Beispiel 1: Von Trondheim nach Östersund
Eine elegante und landschaftlich reizvolle Möglichkeit zum Hin- und Herpendeln zwischen Norwegen und Schweden ist die Meråkerbanen von Trondheim nach Storlien, wo direkter Anschluss nach Östersund besteht. Allerdings wird diese Strecke derzeit nur zweimal pro Tag und Richtung bedient:
Trondheim ab 07:50 16:50
Storlien an 09:22 18:22
Storlien ab 09:42 18:47
Östersund C an 11:33 20:37
Östersund C ab 07:24 16:33
Storlien an 09:17 18:25
Storlien ab 09:28 18:30
Trondheim an 10:56 20:00
Leider sind die Abfahrts- und Ankunftszeiten in Trondheim nicht gerade kompatibel mit der Verbindung von/nach Bodø, was die ein oder andere Reisekette unmöglich macht. So fährt der Tagzug nach Bodø bereits um 07:38 Uhr ab, was natürlich im Winter ideal ist, da man einen Großteil der Strecke bei Tageslicht erlebt, aber eine zusätzliche Übernachtung in Trondheim erfordert, sofern man aus Richtung Östersund kommt. In Gegenrichtung erreicht der Nachtzug aus Bodø den Bahnhof Trondheim um 07:47 Uhr. Mit viel Glück könnte man den Zug nach Östersund (ab 07:50 Uhr) zwar schaffen, aber darauf verlassen würde ich mich nicht. Ein klassischer Nicht-Anschluss also.
Etwas besser sieht es in Östersund aus. Hier sollte ein Übergang von dem Nachtzug aus Göteborg bzw. Stockholm (an 06:42 Uhr) auf den morgendlichen Zug nach Trondheim problemlos möglich sein. In Gegenrichtung jedoch erreicht der Abendzug Östersund zu spät, um den Nachtzug (ab 19:27 Uhr) noch zu erwischen.
Beispiel 2: Verkehrstage
Ein weiteres Problem bei der Planung ist die Tatsache, dass im hohen Norden viele Züge nicht täglich verkehren. So machen beispielsweise alle Nachtzüge in Norwegen (bis auf Trondheim–Bodø) samstags Pause. Auch in Schweden wird das Angebot am Wochenende deutlich ausgedünnt. Ein Extrembeispiel ist der Nachtzug Göteborg–Duved und zurück, dessen Verkehrstage offenbar mit Hilfe eines Würfels bestimmt wurden.

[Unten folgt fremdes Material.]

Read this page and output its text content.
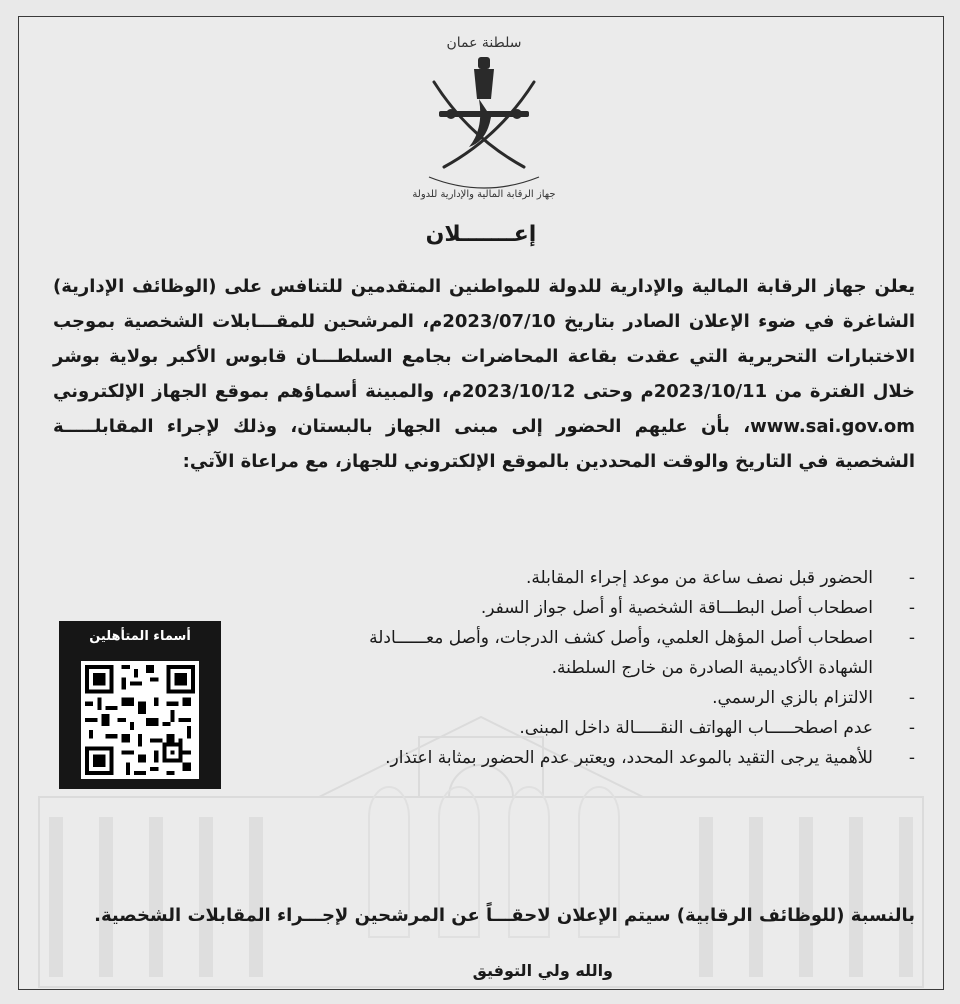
سلطنة عمان
جهاز الرقابة المالية والإدارية للدولة
إعـــــــلان
يعلن جهاز الرقابة المالية والإدارية للدولة للمواطنين المتقدمين للتنافس على (الوظائف الإدارية) الشاغرة في ضوء الإعلان الصادر بتاريخ 2023/07/10م، المرشحين للمقـــابلات الشخصية بموجب الاختبارات التحريرية التي عقدت بقاعة المحاضرات بجامع السلطـــان قابوس الأكبر بولاية بوشر خلال الفترة من 2023/10/11م وحتى 2023/10/12م، والمبينة أسماؤهم بموقع الجهاز الإلكتروني www.sai.gov.om، بأن عليهم الحضور إلى مبنى الجهاز بالبستان، وذلك لإجراء المقابلـــــة الشخصية في التاريخ والوقت المحددين بالموقع الإلكتروني للجهاز، مع مراعاة الآتي:
-
الحضور قبل نصف ساعة من موعد إجراء المقابلة.
-
اصطحاب أصل البطـــاقة الشخصية أو أصل جواز السفر.
-
اصطحاب أصل المؤهل العلمي، وأصل كشف الدرجات، وأصل معــــــادلة الشهادة الأكاديمية الصادرة من خارج السلطنة.
-
الالتزام بالزي الرسمي.
-
عدم اصطحـــــاب الهواتف النقـــــالة داخل المبنى.
-
للأهمية يرجى التقيد بالموعد المحدد، ويعتبر عدم الحضور بمثابة اعتذار.
أسماء المتأهلين
بالنسبة (للوظائف الرقابية) سيتم الإعلان لاحقـــاً عن المرشحين لإجـــراء المقابلات الشخصية.
والله ولي التوفيق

Darüber hinaus kommt es bei Verkehrsmitteln, die im Prinzip jeden Tag verkehren, am Wochenende oft zu veränderten Fahrplänen. Beispiel gefällig? Die Schnellfähre Svolvær–Bodø verlässt den Lofoten-Hauptort nachmittags um 16:00 Uhr und kommt um 19:30 Uhr auf dem Festland in Bodø an – ideal um den Nachtzug nach Trondheim zu erreichen! Problem: Diese Verbindung besteht nur am Sonntag. An allen anderen Tagen fährt der Kahn schon um 06:30 Uhr in Svolvær los… nichts für Langschläfer also. Möchte man von der bequemen Sonntags-Verbindung profitieren, muss man die gesamte vorherige Reisekette darauf ausrichten. Erreicht man die Lofoten von Narvik aus, ist also sicherzustellen, dass die jeweiligen Züge/Busse/Boote von und nach Narvik auch an den entsprechenden Tagen zuvor (Samstag, Freitag, Donnerstag, … je nachdem wieviel Zeit man auf den Lofoten verbringen möchte) verkehren und – falls man mit dem Nachtzug aus Stockholm anreist – dass es noch freie Plätze im Sitz-, Liege- oder Schlafwagen gibt.
Fazit
Die Planung einer längeren Interrail-Reise kann eine harte Nuss sein, insbesondere wenn es in Regionen mit spärlichen Bahnverbindungen wie Norwegen, Schweden und Finnland geht. Hier heißt es sich im Vorwege mit den existierenden Verbindungen und Anschlussmöglichkeiten vertraut zu machen und dabei die Verkehrstage nicht außer Acht zu lassen. Am Ende ist es ratsam, für den Notfall immer noch ein paar Asse in Form von alternativen Routen im Ärmel zu haben.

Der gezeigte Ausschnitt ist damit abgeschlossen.